Относительно социалистической направленности христианского учения уместно воспроизвести позицию известного специалиста А. Гарнака, высказанную им в лекциях студентам Берлинского университета. «Никогда ни одна религия, — говорит он, — не исключая и буддизма, не выступала с таким энергичным социальным требованием и ни одна не отождествляла себя с ним так, как Евангелие. Каким это образом? Тем, что завет “люби ближнего, как самого себя" поставлен здесь с полной строгостью; тем, что Христос этими словами осветил все действительно существующие отношения жизни, весь мир голода, нужды и нищеты; наконец, тем, что Он это правило возвел в религиозное, и даже единственное религиозное». И далее: «...Христос чувствовал материальную нужду нищих... Он обосновал помощь в этой нужде заповедью “люби ближнего, как самого себя". Не должны говорить о любви к ближнему те, которые допускают, чтобы рядом с ними люди страдали и умирали от нужды. Евангелие не только проповедует солидарность и подание помощи; эта проповедь составляет главное его содержание. В этом смысле оно глубоко социально, но оно вместе с тем и глубоко индивидуально, так как оно установило бесконечную и самостоятельную ценность каждой отдельной человеческой души. Его тенденция к соединению и братству составляет не только случайное явление в его истории, но скорее существенный элемент его своеобразия. Евангелие стремится учредить товарищество между людьми, такое же всеобъемлющее, как сама человеческая жизнь, и такое же беспредельное, как человеческое горе. Оно хочет, как очень верно заметили, переделать социализм, основанный на предположении противоположных друг другу интересов, в социализм, покоящийся на сознании духовного единства»1.
Христианство, по существу, никогда не было приверженцем решительных преобразований несправедливого общества. Однако в период реформации течение анабаптизма не просто пропагандировало социалистические и коммунистические идеи, но и выдвинуло известного идеолога крестьянской войны Томаса Мюнцера (1493—1525). Программа его состояла в установлении царства Бога на земле, и царство это представлялось свободным от частной собственности, от классовых различий и т. д. Звучали призывы к оружию и восстанию против угнетателей.

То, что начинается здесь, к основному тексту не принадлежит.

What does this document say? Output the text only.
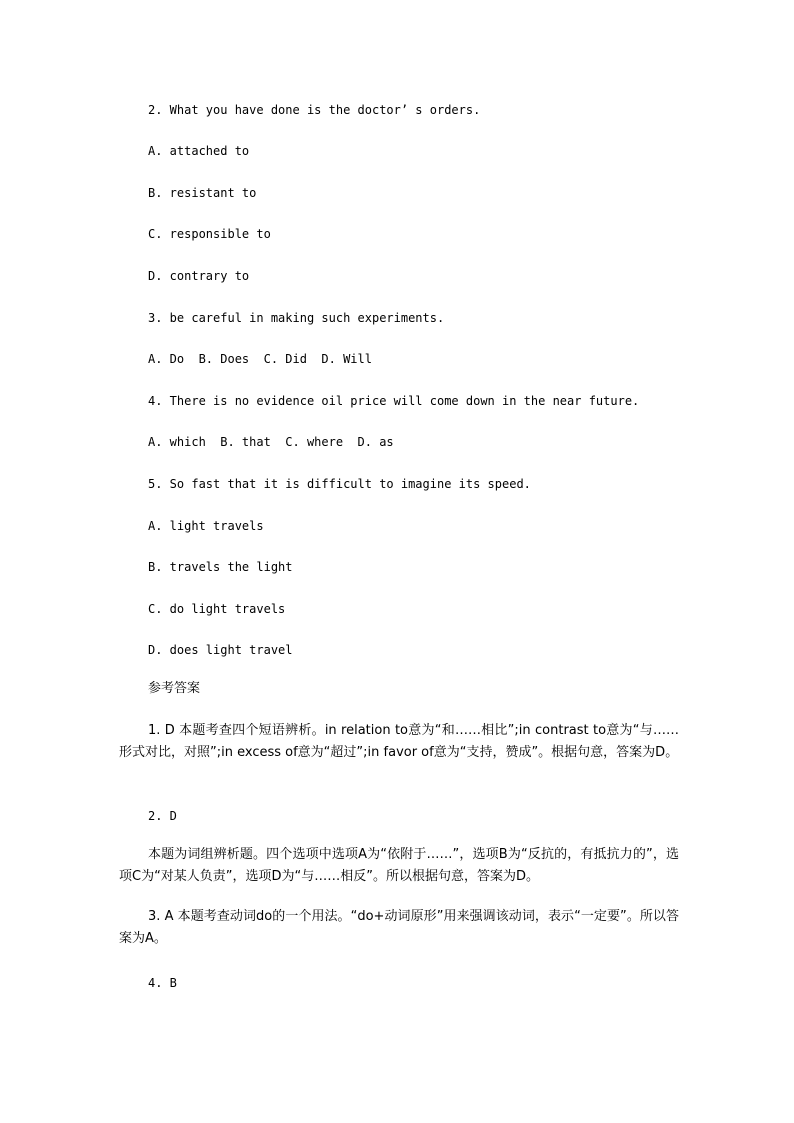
2. What you have done is the doctor’ s orders.
A. attached to
B. resistant to
C. responsible to
D. contrary to
3. be careful in making such experiments.
A. Do  B. Does  C. Did  D. Will
4. There is no evidence oil price will come down in the near future.
A. which  B. that  C. where  D. as
5. So fast that it is difficult to imagine its speed.
A. light travels
B. travels the light
C. do light travels
D. does light travel
参考答案
1. D 本题考查四个短语辨析。in relation to意为“和……相比”;in contrast to意为“与……形式对比，对照”;in excess of意为“超过”;in favor of意为“支持，赞成”。根据句意，答案为D。
2. D
本题为词组辨析题。四个选项中选项A为“依附于……”，选项B为“反抗的，有抵抗力的”，选项C为“对某人负责”，选项D为“与……相反”。所以根据句意，答案为D。
3. A 本题考查动词do的一个用法。“do+动词原形”用来强调该动词，表示“一定要”。所以答案为A。
4. B
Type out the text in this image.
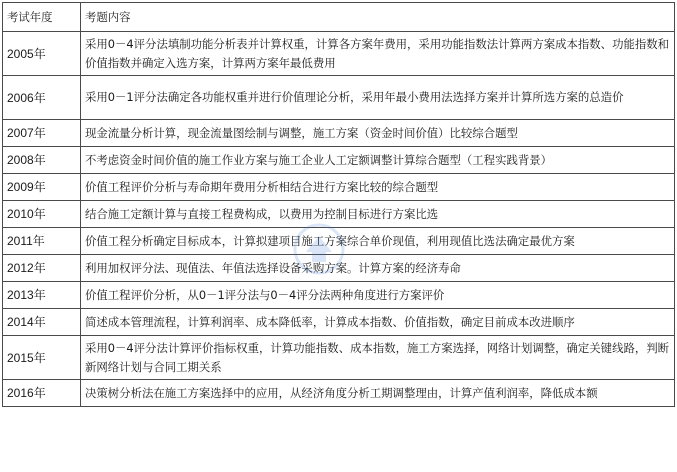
考试年度	考题内容
2005年	采用0－4评分法填制功能分析表并计算权重，计算各方案年费用，采用功能指数法计算两方案成本指数、功能指数和价值指数并确定入选方案，计算两方案年最低费用
2006年	采用0－1评分法确定各功能权重并进行价值理论分析，采用年最小费用法选择方案并计算所选方案的总造价
2007年	现金流量分析计算，现金流量图绘制与调整，施工方案（资金时间价值）比较综合题型
2008年	不考虑资金时间价值的施工作业方案与施工企业人工定额调整计算综合题型（工程实践背景）
2009年	价值工程评价分析与寿命期年费用分析相结合进行方案比较的综合题型
2010年	结合施工定额计算与直接工程费构成，以费用为控制目标进行方案比选
2011年	价值工程分析确定目标成本，计算拟建项目施工方案综合单价现值，利用现值比选法确定最优方案
2012年	利用加权评分法、现值法、年值法选择设备采购方案。计算方案的经济寿命
2013年	价值工程评价分析，从0－1评分法与0－4评分法两种角度进行方案评价
2014年	简述成本管理流程，计算利润率、成本降低率，计算成本指数、价值指数，确定目前成本改进顺序
2015年	采用0－4评分法计算评价指标权重，计算功能指数、成本指数，施工方案选择，网络计划调整，确定关键线路，判断新网络计划与合同工期关系
2016年	决策树分析法在施工方案选择中的应用，从经济角度分析工期调整理由，计算产值利润率，降低成本额
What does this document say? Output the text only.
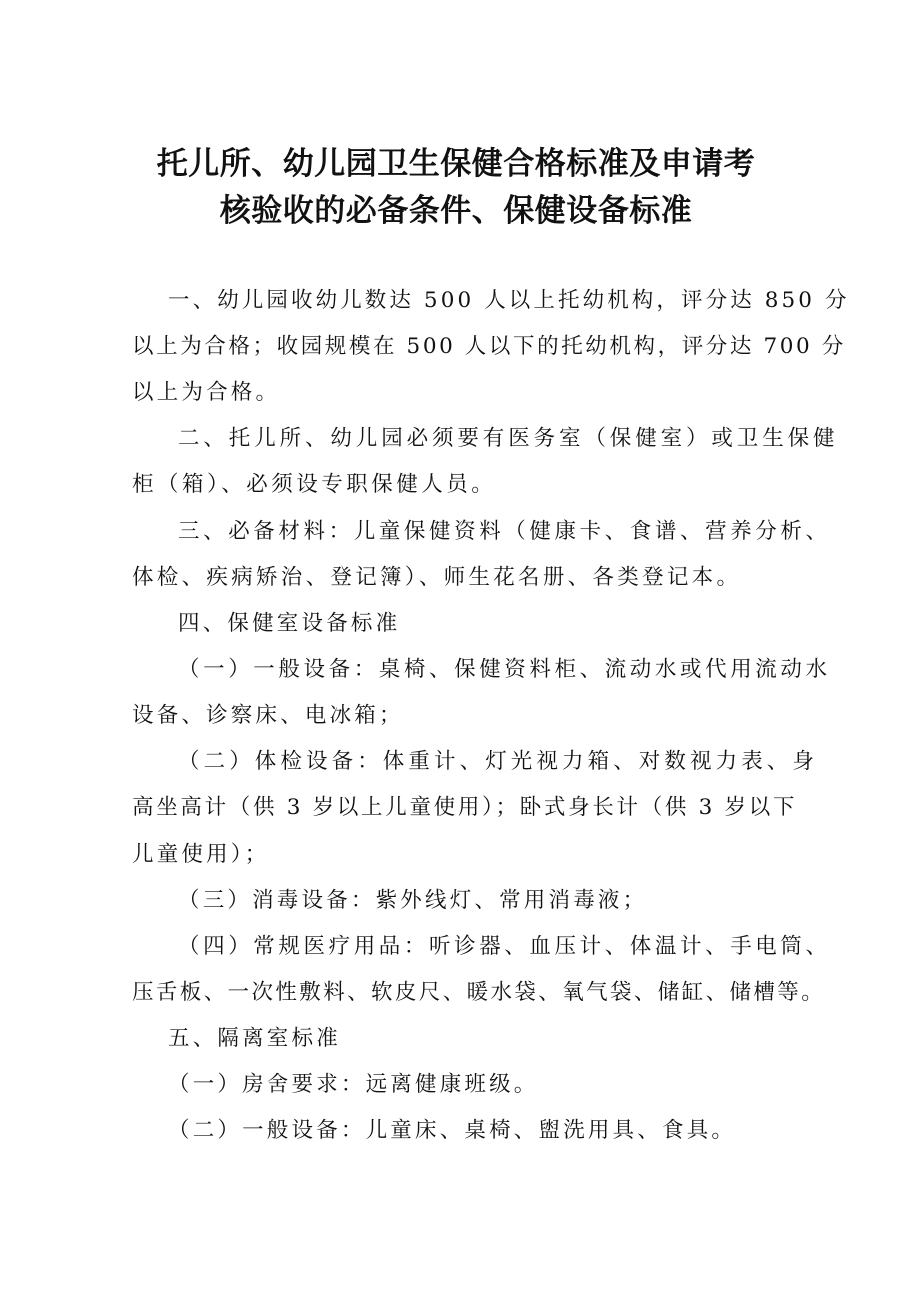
托儿所、幼儿园卫生保健合格标准及申请考
核验收的必备条件、保健设备标准
一、幼儿园收幼儿数达 500 人以上托幼机构，评分达 850 分
以上为合格；收园规模在 500 人以下的托幼机构，评分达 700 分
以上为合格。
二、托儿所、幼儿园必须要有医务室（保健室）或卫生保健
柜（箱）、必须设专职保健人员。
三、必备材料：儿童保健资料（健康卡、食谱、营养分析、
体检、疾病矫治、登记簿）、师生花名册、各类登记本。
四、保健室设备标准
（一）一般设备：桌椅、保健资料柜、流动水或代用流动水
设备、诊察床、电冰箱；
（二）体检设备：体重计、灯光视力箱、对数视力表、身
高坐高计（供 3 岁以上儿童使用）；卧式身长计（供 3 岁以下
儿童使用）；
（三）消毒设备：紫外线灯、常用消毒液；
（四）常规医疗用品：听诊器、血压计、体温计、手电筒、
压舌板、一次性敷料、软皮尺、暖水袋、氧气袋、储缸、储槽等。
五、隔离室标准
（一）房舍要求：远离健康班级。
（二）一般设备：儿童床、桌椅、盥洗用具、食具。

Однако формирование социалистической идеологии (идей утопического социализма) связывается с более поздним временем и такими именами, как Томас Мор (1478—1535) в Англии, Томмазо Кампанелла
(1568—1639) в Италии, а также французскими утопистами XVIII в. Мелье, Мабли, Морелли.
С точки зрения Мора, всюду, где есть частная собственность, где все измеряют деньгами, там едва ли когда-нибудь будет возможно, чтобы государство управлялось справедливо или счастливо. Для общественного благополучия имеется один-единственный путь — объявить во всем равенство. Потому что если кто-нибудь, основываясь на определенном праве, присваивает себе сколько может, то, как бы ни было велико богатство, его целиком поделят между собой немногие. Остальным же оставляют они в удел бедность; и почти всегда бывает, что одни гораздо более достойны участи других, ибо первые — хищные, бесчестные и ни на что не годятся, вторые же, напротив, — мужи скромные, простые, и повседневным усердием своим они приносят обществу добра более, чем самим себе. Во всех государствах, которые процветают доныне, с точки зрения Мора, нет ничего, кроме некоего заговора богатых, под предлогом и под именем государства думающих о своих выгодах. Они припоминают и измышляют все пути и способы, чтобы, не боясь потери, суметь удержать то, что они сами накопили пагубными ухищрениями, а потом для того, чтобы откупить для себя труд всех бедных людей и воспользоваться им, заплатив за него как можно дешевле.
Поэтому Мор убежден, что распределить все поровну и по справедливости, а также счастливо управлять делами человеческими невозможно иначе, как вовсе уничтожив собственность.
Социалистические принципы организации жизни людей установлены на острове Утопия (только отсюда, по формальному основанию, правильно будет именовать социализм утопическим). На Утопии есть пятьдесят четыре города; все они большие и великолепные благодаря нормальному управлению.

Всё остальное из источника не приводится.